The Securities and Exchange Commission settled Thursday with two former L.A. Gear executives accused of inflating the company’s earnings and profiting from insider trading in 1990.

Gilbert N. Schwartzberg, 52, a former vice chairman of L.A. Gear, and Arden Franklin, 42, a former controller, neither admitted nor denied guilt in settling the charges. Both men resigned from the Santa Monica-based footwear company in 1992.

Schwartzberg agreed to pay $1 million, reflecting illegal profits and penalties, the SEC said. The agreement bars Schwartzberg from ever serving as an officer or director of any public company.


Consequently, Schwartzberg resigned Thursday from the board of Sterling West Bancorp, a small Los Angeles bank holding company, the SEC said.

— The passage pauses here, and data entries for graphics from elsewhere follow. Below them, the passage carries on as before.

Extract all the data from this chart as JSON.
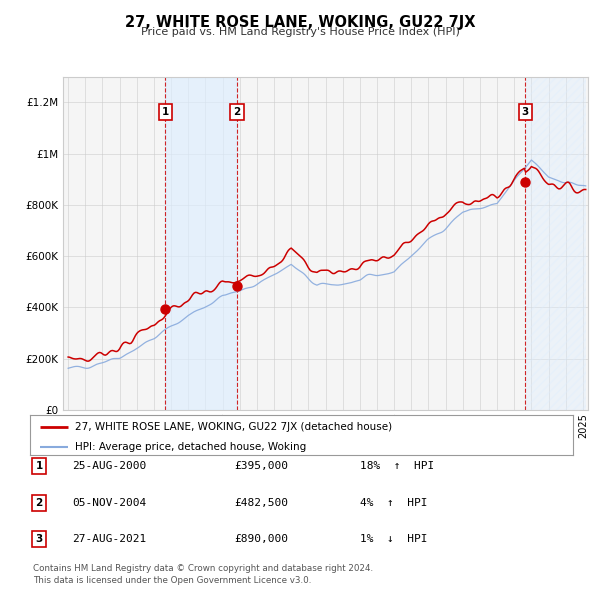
{
  "title": "27, WHITE ROSE LANE, WOKING, GU22 7JX",
  "subtitle": "Price paid vs. HM Land Registry's House Price Index (HPI)",
  "hpi_label": "HPI: Average price, detached house, Woking",
  "prop_label": "27, WHITE ROSE LANE, WOKING, GU22 7JX (detached house)",
  "transactions": [
    {
      "num": 1,
      "date": "25-AUG-2000",
      "price": 395000,
      "pct": "18%",
      "dir": "↑"
    },
    {
      "num": 2,
      "date": "05-NOV-2004",
      "price": 482500,
      "pct": "4%",
      "dir": "↑"
    },
    {
      "num": 3,
      "date": "27-AUG-2021",
      "price": 890000,
      "pct": "1%",
      "dir": "↓"
    }
  ],
  "transaction_years": [
    2000.65,
    2004.84,
    2021.65
  ],
  "transaction_prices": [
    395000,
    482500,
    890000
  ],
  "bg_color": "#ffffff",
  "plot_bg": "#f5f5f5",
  "red_color": "#cc0000",
  "blue_color": "#88aadd",
  "grid_color": "#cccccc",
  "shade_color": "#ddeeff",
  "ylim": [
    0,
    1300000
  ],
  "yticks": [
    0,
    200000,
    400000,
    600000,
    800000,
    1000000,
    1200000
  ],
  "ytick_labels": [
    "£0",
    "£200K",
    "£400K",
    "£600K",
    "£800K",
    "£1M",
    "£1.2M"
  ],
  "footer": "Contains HM Land Registry data © Crown copyright and database right 2024.\nThis data is licensed under the Open Government Licence v3.0."
}
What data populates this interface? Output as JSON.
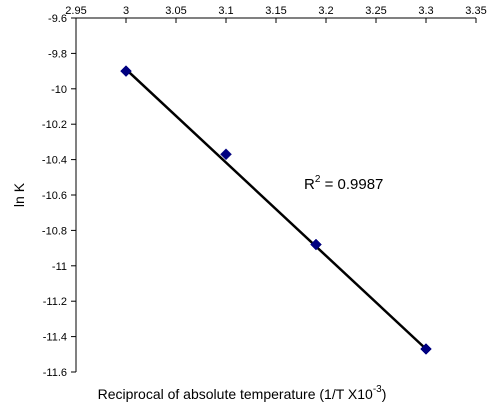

Franklin agreed to $20,185 in illegal gains and penalties, the SEC said.

Neither Franklin, a resident of Culver City, nor his attorney, Dennis Seeley of Century City, could be reached for comment.

Schwartzberg released a statement through his attorney, John Quinn of Riordan & McKinzie, stating that he settled “to avoid the very significant distraction and cost attendant to this type of complex, protracted litigation.”

An attorney in Los Angeles, Schwartzberg is also a director of the City of Hope in Duarte.

The SEC said that Schwartzberg and Franklin overstated L.A. Gear’s earnings for the quarter ending Feb. 28, 1990 by 40%.

To conceal their action, the two men directed the company’s accounting staff to add $6.8 million in fictitious inventory to L.A. Gear’s books and records, the SEC said.

L.A. Gear announced its inflated earnings on March 29, 1990. Five days later, the SEC said, Schwartzberg and Franklin sold stock at inflated prices, ranging from $39 to $40.375 a share.


When L.A. Gear announced on June 1 that earnings in the subsequent quarter would be below expectations, the company’s share price fell to $30.625, the SEC said.